Zusätzlich bietet der Bereich Export & Statistik Exportmöglichkeiten für CSV und PDF-Reports.
SecurePulse is a private hobby project by Ing. Andreas Juen (CodeX) from Landeck, Austria. The project was created out of a personal need to stay informed about security issues in used software.

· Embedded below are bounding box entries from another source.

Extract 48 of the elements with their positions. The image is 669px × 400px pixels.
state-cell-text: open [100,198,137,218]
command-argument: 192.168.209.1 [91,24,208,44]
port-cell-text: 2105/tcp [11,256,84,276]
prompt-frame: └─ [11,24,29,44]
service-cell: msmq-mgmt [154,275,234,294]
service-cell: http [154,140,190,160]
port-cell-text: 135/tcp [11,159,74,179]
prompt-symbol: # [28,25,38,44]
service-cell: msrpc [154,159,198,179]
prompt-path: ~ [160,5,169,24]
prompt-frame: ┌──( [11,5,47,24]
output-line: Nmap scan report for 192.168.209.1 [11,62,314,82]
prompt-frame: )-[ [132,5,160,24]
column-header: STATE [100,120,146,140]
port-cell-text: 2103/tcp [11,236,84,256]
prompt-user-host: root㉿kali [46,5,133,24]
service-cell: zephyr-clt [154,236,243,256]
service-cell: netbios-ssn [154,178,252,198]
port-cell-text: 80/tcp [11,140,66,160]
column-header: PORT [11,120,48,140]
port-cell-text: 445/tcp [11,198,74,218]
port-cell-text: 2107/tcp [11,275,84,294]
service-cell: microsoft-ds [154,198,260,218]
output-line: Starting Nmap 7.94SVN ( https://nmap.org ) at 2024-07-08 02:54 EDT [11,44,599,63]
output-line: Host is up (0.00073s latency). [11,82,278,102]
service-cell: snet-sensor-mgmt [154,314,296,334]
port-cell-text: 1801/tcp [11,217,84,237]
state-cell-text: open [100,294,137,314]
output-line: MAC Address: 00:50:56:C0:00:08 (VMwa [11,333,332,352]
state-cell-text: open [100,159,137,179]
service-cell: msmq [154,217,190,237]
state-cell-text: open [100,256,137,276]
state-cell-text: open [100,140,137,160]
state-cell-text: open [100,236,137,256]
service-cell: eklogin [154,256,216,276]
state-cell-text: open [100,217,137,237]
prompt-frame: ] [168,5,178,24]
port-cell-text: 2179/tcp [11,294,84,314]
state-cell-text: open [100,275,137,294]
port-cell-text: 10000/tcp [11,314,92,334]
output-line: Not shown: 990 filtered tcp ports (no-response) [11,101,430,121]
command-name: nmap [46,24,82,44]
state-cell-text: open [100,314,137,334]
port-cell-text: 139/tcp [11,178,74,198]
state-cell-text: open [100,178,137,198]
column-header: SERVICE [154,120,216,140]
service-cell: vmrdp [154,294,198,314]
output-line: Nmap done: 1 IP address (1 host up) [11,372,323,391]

Not all CVEs from NVD contain vendor/product information. For these CVEs, we try to automatically determine this information:
- (estimated) - Determined via CPE Guesser API based on the CVE description
- (AI) - Determined by AI analysis when CPE Guesser found no match
These labels indicate that the vendor/product assignment was not officially confirmed by NVD and may be inaccurate.
API / Developers
SecurePulse provides a REST API for automating SBOM uploads from your CI/CD pipelines.
- Endpoint:
POST /api/sbom - Authentication: Bearer Token
- Format: multipart/form-data
Getting Started in 3 steps:
- Generate an API token in your profile settings
- Create an SBOM file using tools like syft, cyclonedx-cli, or npm sbom
- Call the API with your token and SBOM file
Example:
curl -X POST https://your-domain.com/api/sbom \
-H "Authorization: Bearer YOUR_TOKEN" \
-F "sbom_file=@sbom.json"
GitLab CI
# .gitlab-ci.yml
upload_sbom:
stage: deploy
image: alpine:latest
before_script:
- apk add --no-cache curl
script:
- curl -X POST $SECUREPULSE_URL/api/sbom
-H "Authorization: Bearer $SECUREPULSE_TOKEN"
-F "sbom_file=@sbom.json"
only:
- main
Add SECUREPULSE_URL and SECUREPULSE_TOKEN as CI/CD variables.
GitHub Actions
# .github/workflows/sbom.yml
name: Upload SBOM
on:
push:
branches: [main]
jobs:
upload:
runs-on: ubuntu-latest
steps:
- uses: actions/checkout@v4
- name: Upload SBOM to SecurePulse
run: |
curl -X POST ${{ secrets.SECUREPULSE_URL }}/api/sbom \
-H "Authorization: Bearer ${{ secrets.SECUREPULSE_TOKEN }}" \
-F "sbom_file=@sbom.json"
Add SECUREPULSE_URL and SECUREPULSE_TOKEN as repository secrets.